Formal obedience training should begin during this fifth critical period if the full potential of the puppy's intelligence and companionability is to be realized. It should be pointed out that trainers should be selected with great care.
Being aware of the five critical periods, and providing the correct environment during these periods -- as well as instituting proper learning techniques -- will allow a puppy to develop emotionally and socially to full potential. Each time you marvel at a guide dog leading its blind owner through busy traffic, you can be assured that the five critical periods in that dog's life were handled with great care. The proper emotional and
Environmental factors during the critical periods were the criteria for the successful performance of the dog.
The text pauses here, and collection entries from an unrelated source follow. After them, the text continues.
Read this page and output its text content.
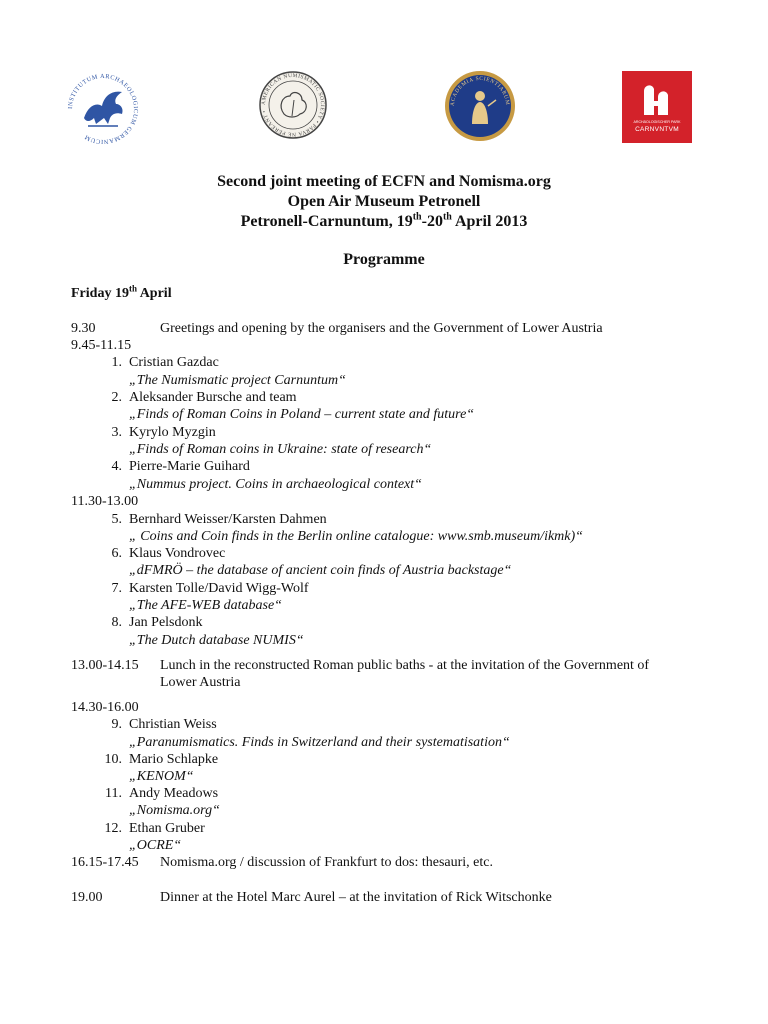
INSTITUTUM ARCHAEOLOGICUM GERMANICUM
AMERICAN NUMISMATIC SOCIETY • PARVA NE PEREANT •
ACADEMIA SCIENTIARUM
ARCHÄOLOGISCHER PARK
CARNVNTVM
Second joint meeting of ECFN and Nomisma.org
Open Air Museum Petronell
Petronell-Carnuntum, 19th-20th April 2013
Programme
Friday 19th April
9.30	Greetings and opening by the organisers and the Government of Lower Austria
9.45-11.15
1. Cristian Gazdac
„The Numismatic project Carnuntum“
2. Aleksander Bursche and team
„Finds of Roman Coins in Poland – current state and future“
3. Kyrylo Myzgin
„Finds of Roman coins in Ukraine: state of research“
4. Pierre-Marie Guihard
„Nummus project. Coins in archaeological context“
11.30-13.00
5. Bernhard Weisser/Karsten Dahmen
„ Coins and Coin finds in the Berlin online catalogue: www.smb.museum/ikmk)“
6. Klaus Vondrovec
„dFMRÖ – the database of ancient coin finds of Austria backstage“
7. Karsten Tolle/David Wigg-Wolf
„The AFE-WEB database“
8. Jan Pelsdonk
„The Dutch database NUMIS“
13.00-14.15 Lunch in the reconstructed Roman public baths - at the invitation of the Government of
Lower Austria
14.30-16.00
9. Christian Weiss
„Paranumismatics. Finds in Switzerland and their systematisation“
10. Mario Schlapke
„KENOM“
11. Andy Meadows
„Nomisma.org“
12. Ethan Gruber
„OCRE“
16.15-17.45 Nomisma.org / discussion of Frankfurt to dos: thesauri, etc.
19.00	Dinner at the Hotel Marc Aurel – at the invitation of Rick Witschonke
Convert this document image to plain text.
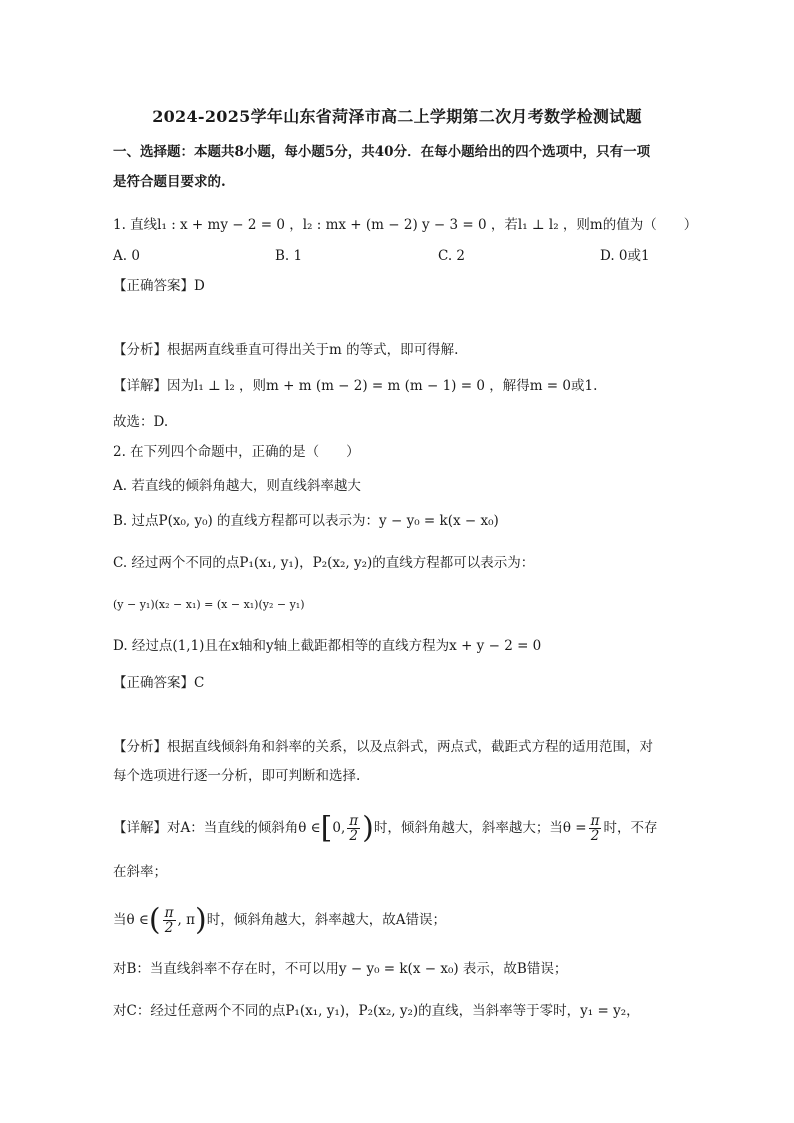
2024-2025学年山东省菏泽市高二上学期第二次月考数学检测试题
一、选择题：本题共8小题，每小题5分，共40分．在每小题给出的四个选项中，只有一项
是符合题目要求的.
1. 直线l₁ : x + my − 2 = 0 ，l₂ : mx + (m − 2) y − 3 = 0 ，若l₁ ⊥ l₂ ，则m的值为（　　）
A. 0	B. 1	C. 2	D. 0或1
【正确答案】D
【分析】根据两直线垂直可得出关于m 的等式，即可得解.
【详解】因为l₁ ⊥ l₂ ，则m + m (m − 2) = m (m − 1) = 0 ，解得m = 0或1.
故选：D.
2. 在下列四个命题中，正确的是（　　）
A. 若直线的倾斜角越大，则直线斜率越大
B. 过点P(x₀, y₀) 的直线方程都可以表示为：y − y₀ = k(x − x₀)
C. 经过两个不同的点P₁(x₁, y₁)，P₂(x₂, y₂)的直线方程都可以表示为：
(y − y₁)(x₂ − x₁) = (x − x₁)(y₂ − y₁)
D. 经过点(1,1)且在x轴和y轴上截距都相等的直线方程为x + y − 2 = 0
【正确答案】C
【分析】根据直线倾斜角和斜率的关系，以及点斜式，两点式，截距式方程的适用范围，对
每个选项进行逐一分析，即可判断和选择.
【详解】对A：当直线的倾斜角θ ∈[0, $\frac{\pi}{2}$ )时，倾斜角越大，斜率越大；当$\theta = \frac{\pi}{2}$ 时，不存
在斜率；
当θ ∈( $\frac{\pi}{2}$ , π)时，倾斜角越大，斜率越大，故A错误；
对B：当直线斜率不存在时，不可以用y − y₀ = k(x − x₀) 表示，故B错误；
对C：经过任意两个不同的点P₁(x₁, y₁)，P₂(x₂, y₂)的直线，当斜率等于零时，y₁ = y₂，
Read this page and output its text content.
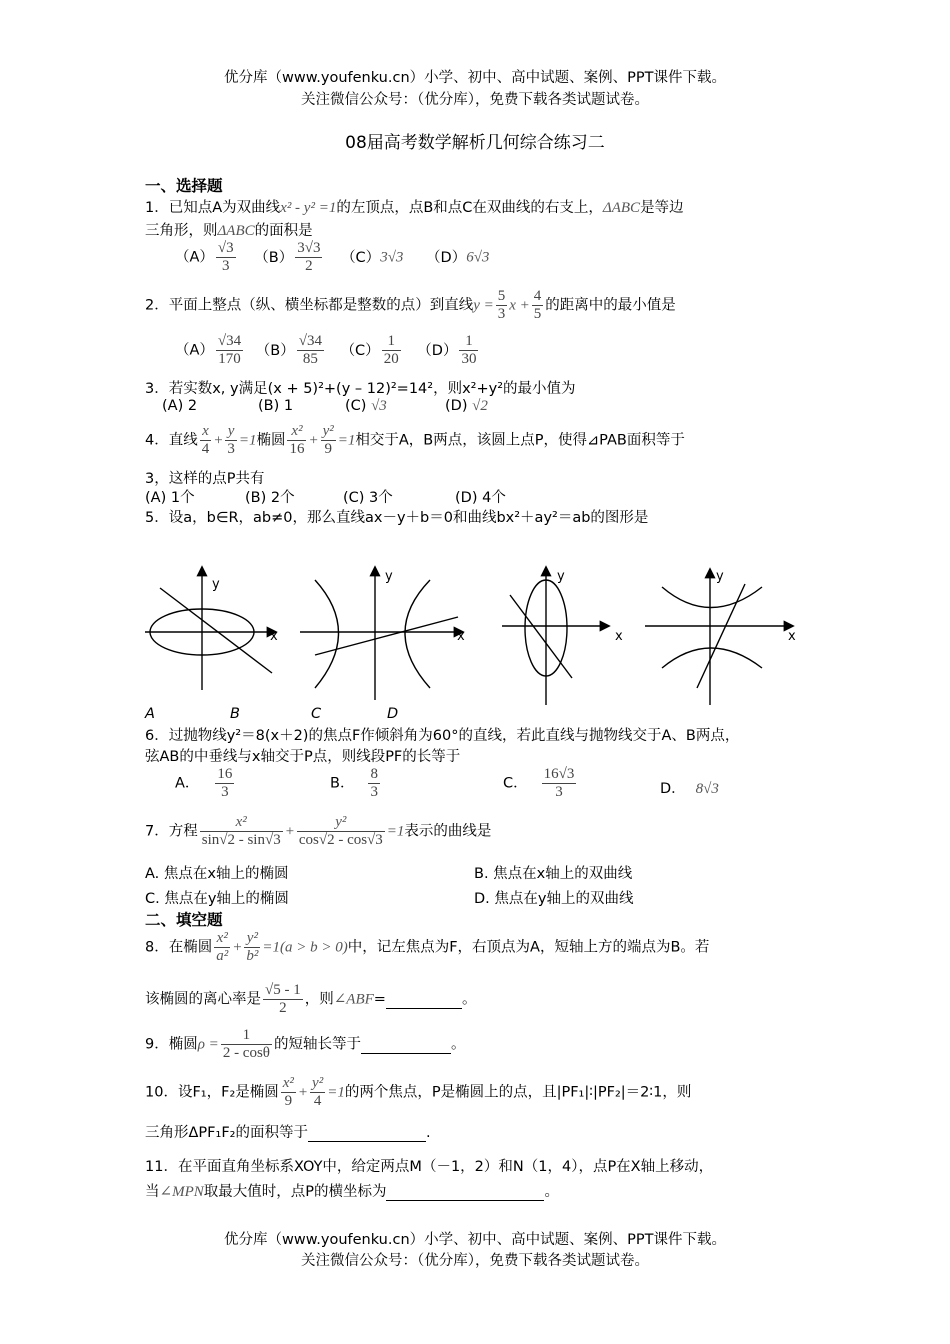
优分库（www.youfenku.cn）小学、初中、高中试题、案例、PPT课件下载。
关注微信公众号：（优分库），免费下载各类试题试卷。
08届高考数学解析几何综合练习二
一、选择题
1．已知点A为双曲线x² - y² =1的左顶点，点B和点C在双曲线的右支上，ΔABC是等边
三角形，则ΔABC的面积是
$(A) \frac{√3}{3} (B) \frac{3√3}{2} (C)3√3$ （D）6√3
2．平面上整点（纵、横坐标都是整数的点）到直线$y = \frac{5}{3}$ $x + \frac{4}{5}$ 的距离中的最小值是
$(A) \frac{√34}{170} (B) \frac{√34}{85} (C) \frac{1}{20} (D) \frac{1}{30}$
3．若实数x, y满足(x + 5)²+(y – 12)²=14²，则x²+y²的最小值为
(A) 2	(B) 1	(C) √3	(D) √2
4．直线 $\frac{x}{4} + \frac{y}{3} =1$椭圆 $\frac{\text{x²}}{16} + \frac{\text{y²}}{9} =1$相交于A，B两点，该圆上点P，使得⊿PAB面积等于
3，这样的点P共有
(A) 1个	(B) 2个	(C) 3个	(D) 4个
5．设a，b∈R，ab≠0，那么直线ax－y＋b＝0和曲线bx²＋ay²＝ab的图形是
y
x
y
x
y
x
y
x
A	B	C	D
6．过抛物线y²＝8(x＋2)的焦点F作倾斜角为60°的直线，若此直线与抛物线交于A、B两点，
弦AB的中垂线与x轴交于P点，则线段PF的长等于
A． $\frac{16}{3}$	B． $\frac{8}{3}$	C． $\frac{16√3}{3}$	D． 8√3
7．方程 $\frac{\text{x²}}{\sin√2 - \sin√3} + \frac{\text{y²}}{\cos√2 - \cos√3} =1$表示的曲线是
A. 焦点在x轴上的椭圆	B. 焦点在x轴上的双曲线
C. 焦点在y轴上的椭圆	D. 焦点在y轴上的双曲线
二、填空题
8．在椭圆 $\frac{\text{x²}}{\text{a²}} + \frac{\text{y²}}{\text{b²}} =1(a > b > 0)$中，记左焦点为F，右顶点为A，短轴上方的端点为B。若
该椭圆的离心率是 $\frac{√5 - 1}{2}$ ，则∠ABF=	。
9．椭圆$\rho = \frac{1}{2 - \cos\theta}$ 的短轴长等于	。
10．设F₁，F₂是椭圆 $\frac{\text{x²}}{9} + \frac{\text{y²}}{4} =1$的两个焦点，P是椭圆上的点，且|PF₁|∶|PF₂|＝2∶1，则
三角形ΔPF₁F₂的面积等于	.
11．在平面直角坐标系XOY中，给定两点M（－1，2）和N（1，4），点P在X轴上移动，
当∠MPN取最大值时，点P的横坐标为	。
优分库（www.youfenku.cn）小学、初中、高中试题、案例、PPT课件下载。
关注微信公众号：（优分库），免费下载各类试题试卷。
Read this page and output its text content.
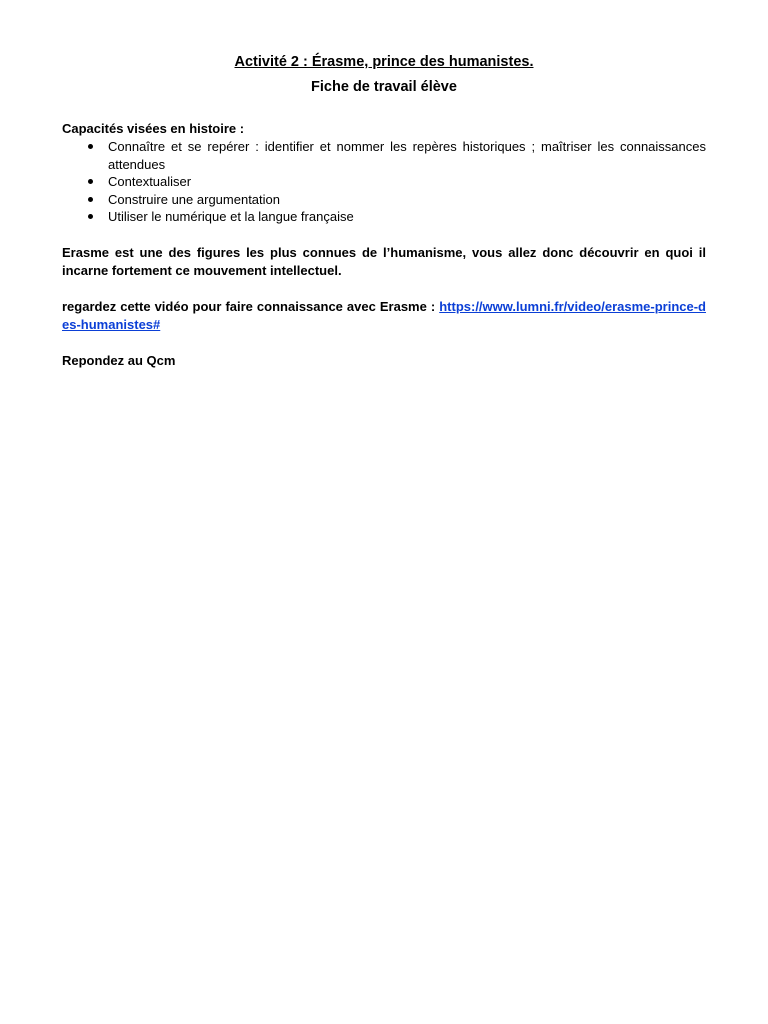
Activité 2 : Érasme, prince des humanistes.

Fiche de travail élève

Capacités visées en histoire :
Connaître et se repérer : identifier et nommer les repères historiques ; maîtriser les connaissances attendues
Contextualiser
Construire une argumentation
Utiliser le numérique et la langue française

Erasme est une des figures les plus connues de l’humanisme, vous allez donc découvrir en quoi il incarne fortement ce mouvement intellectuel.

regardez cette vidéo pour faire connaissance avec Erasme : https://www.lumni.fr/video/erasme-prince-des-humanistes#

Repondez au Qcm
When you bring your puppy home, the critical periods that will follow will be critical periods in your life as well. The way you handle these critical periods will determine what kind of dog someone else will have. If the puppy you acquired doesn't grow up to be exactly what you wanted him to be -- if he has strange quirks in his behavior which embarrass or distress you -- he may end up being passed around from home to home. Chances are, no one else will be satisfied with those quirks either. Who can enjoy the Dog that rolls over on his back and piddles at the approach of a stranger? Who can be satisfied with the dog that wants to bite anything that moves? And perhaps, most important of all, who can be satisfied with the dog that refuses to give of himself, his devotion, his loyalty, and his love?
The puppy you acquire can grow up to be all the things you want and desire him to be -- if you acknowledge and adhere to the critical periods in his life. Those are the periods that shape and mold his character and personality. He is in your hands. What he is to become during those critical periods.